Whitetail Deer: Analyzing a Trail Camera Photo
Every summer thousands of trail camera photos get posted on Facebook, discussed over drinks, and saved on hard drives by...
Every summer thousands of trail camera photos get posted on Facebook, discussed over drinks, and saved on hard drives by excited hunters—but rarely are these pictures put to any real use in a hunting strategy. Now that fall has arrived, it’s time for those trail cam photos to shift from simple conversation pieces to tactical tools.
Here’s what to look for in your next set of big buck trail cam photos to make sure these important pieces of data are helping formulate your hunting strategy—and not just cluttering your desktop.
The first thing to key in on with trail cam photos of a big buck is how often he’s showing up on camera. If you’re getting photos of him several times a week or more, there’s a good chance he’s living nearby and you can likely hunt him.
Another variable that can help you understand a buck’s home range and behavior is the timing of the photos. If you’re getting photos during daylight, or just before or after dark, you can bet that you’re set up relatively close to his bedding area. This is a great clue that you’re in the right area and an indicator that it’s likely time to head in and hunt him.
When analyzing photos of a buck it’s also important to note the conditions present when this deer passed through the area. Wind direction, moon phase, temperature, and precipitation all influence deer movement. If you can start understanding what conditions lead to activity from this buck, you can plan your future hunts accordingly.
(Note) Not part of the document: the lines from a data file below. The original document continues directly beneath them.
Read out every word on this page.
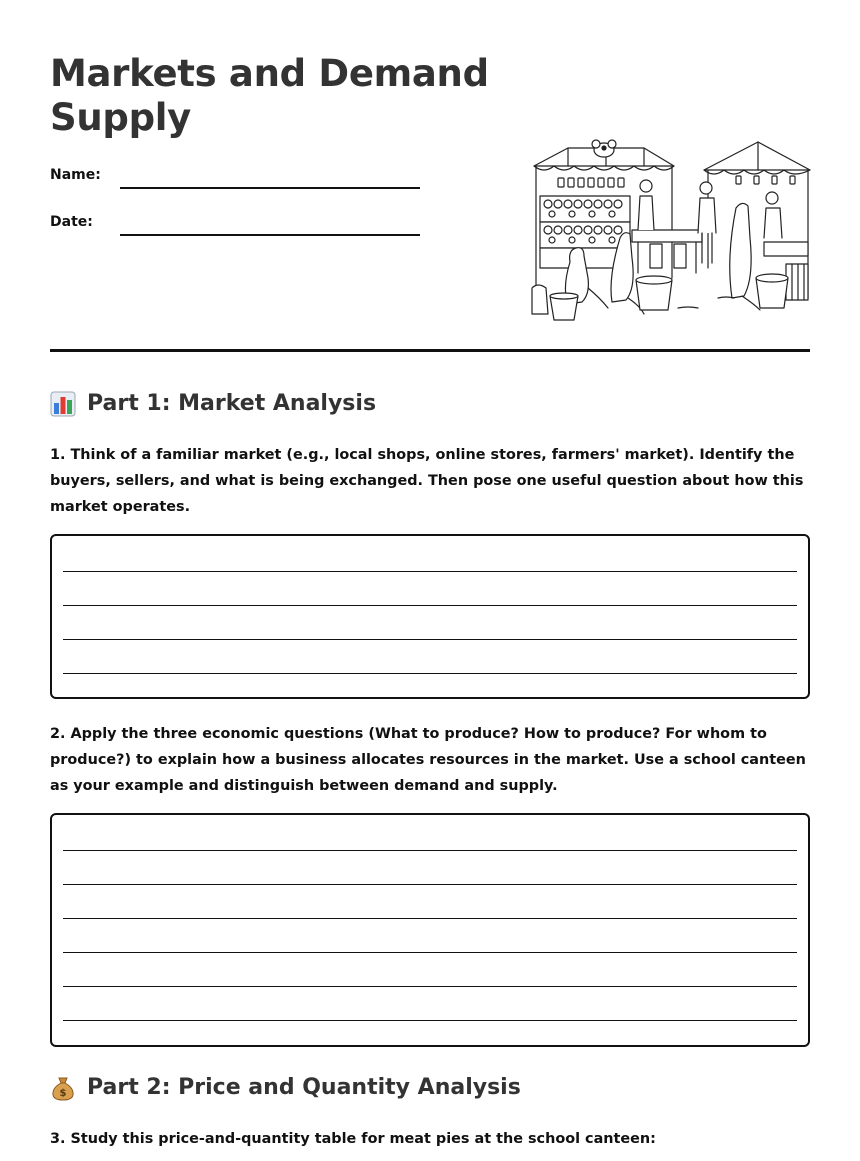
Markets and Demand Supply
Name:
Date:
Part 1: Market Analysis

1. Think of a familiar market (e.g., local shops, online stores, farmers' market). Identify the buyers, sellers, and what is being exchanged. Then pose one useful question about how this market operates.

2. Apply the three economic questions (What to produce? How to produce? For whom to produce?) to explain how a business allocates resources in the market. Use a school canteen as your example and distinguish between demand and supply.

$ Part 2: Price and Quantity Analysis

3. Study this price-and-quantity table for meat pies at the school canteen:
I use a tool found at HuntSoft.com to aggregate and analyze this kind of data from my trail cam photos.
The final thing I pay attention to in each photo is the direction that a buck enters and exits the frame. This is an imperfect science, but if you can decipher which direction a buck is approaching from in the evening, it can give you another handy clue in determining where he is bedding and where he might be headed to feed.